RELATIONSHIPS AS WORKPLACE
Today, the division between work and life – the “work-life balance” – seems most acute when relationships at work are poor. Many people leave their jobs because of poor relationships, regardless of how much otherwise they would enjoy the job itself; and many people persevere with less than satisfying jobs because of the quality of relationships around them.
‘Western newspapers constantly run articles on the ‘work-life balance’. But the term is misleading. The real issue isn’t stopping work taking over your life. Nor is the choice between earning money at work and having relationships at home.
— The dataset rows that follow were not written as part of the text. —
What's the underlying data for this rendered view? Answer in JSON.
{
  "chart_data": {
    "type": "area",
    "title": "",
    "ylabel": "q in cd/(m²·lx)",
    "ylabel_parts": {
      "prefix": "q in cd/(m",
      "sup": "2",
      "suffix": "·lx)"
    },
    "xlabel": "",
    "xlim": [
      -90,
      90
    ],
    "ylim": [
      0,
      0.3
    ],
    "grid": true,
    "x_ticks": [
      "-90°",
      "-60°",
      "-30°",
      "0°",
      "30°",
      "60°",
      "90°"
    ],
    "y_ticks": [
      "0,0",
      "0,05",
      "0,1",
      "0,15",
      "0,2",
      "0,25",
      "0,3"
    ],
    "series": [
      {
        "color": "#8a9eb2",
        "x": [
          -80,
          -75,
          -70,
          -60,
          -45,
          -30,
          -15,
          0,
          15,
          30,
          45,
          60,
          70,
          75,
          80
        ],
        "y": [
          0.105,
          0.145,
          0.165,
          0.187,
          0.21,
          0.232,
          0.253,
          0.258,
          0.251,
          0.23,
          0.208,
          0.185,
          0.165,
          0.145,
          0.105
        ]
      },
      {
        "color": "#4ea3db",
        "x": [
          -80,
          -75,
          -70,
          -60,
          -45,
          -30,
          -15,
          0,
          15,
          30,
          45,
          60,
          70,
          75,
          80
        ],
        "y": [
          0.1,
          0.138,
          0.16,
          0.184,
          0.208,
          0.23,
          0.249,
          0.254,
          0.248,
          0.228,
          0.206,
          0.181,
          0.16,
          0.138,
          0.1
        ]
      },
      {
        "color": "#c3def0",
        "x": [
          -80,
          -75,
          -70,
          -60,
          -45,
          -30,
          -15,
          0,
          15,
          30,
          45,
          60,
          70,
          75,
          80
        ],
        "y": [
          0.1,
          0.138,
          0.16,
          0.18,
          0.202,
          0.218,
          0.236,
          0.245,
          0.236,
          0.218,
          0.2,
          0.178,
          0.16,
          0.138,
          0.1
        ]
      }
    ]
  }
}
It’s managing the whole range of your relationships – in work and outside work – in a way that maximises outcomes’ [Michael Schluter and David John Lee, The R Option (Cambridge: Relationships Foundation, 2003), 28].
(Developing the same relationships in a variety of contexts, such as work and home, is another RF precondition for quality relationships known as multiplexity.)
But because the fruit of good relationships is not immediately quantifiable, relationships are not seen as a place of work. Again, the protestant work ethic might be exacerbating the myth that relationships just happen. Against this, I wish to suggest that the workplace is not necessarily the physical space of the office (or whatever). Rather, the place of work is primarily – or should primarily be – the relationships within which we find ourselves.
WORK AS RELATIONAL
This not only means that relationships require work, but also that our daily work impinges, for better or for worse, on those relationships. (Indeed, our work might also impinge on relationships in which we do not find ourselves, such is the nature of the global economy.) As the work of the RF demonstrates, our daily work is not relationally neutral.
GOD
This non-neutrality is not restricted to the “horizontal” dimension of relationships either, because the “horizontal”– our relationship with others – is related to the “vertical” – our relationship with God. So not only does work impinge on our relationship with God, but working on our relationships with others also requires working on our relationship with him. As Bonhoeffer puts it, since ‘we can meet others only through the mediation of Christ … spiritual love will speak to Christ about a brother more than to a brother about Christ’ [Bonhoeffer, Life Together, 23].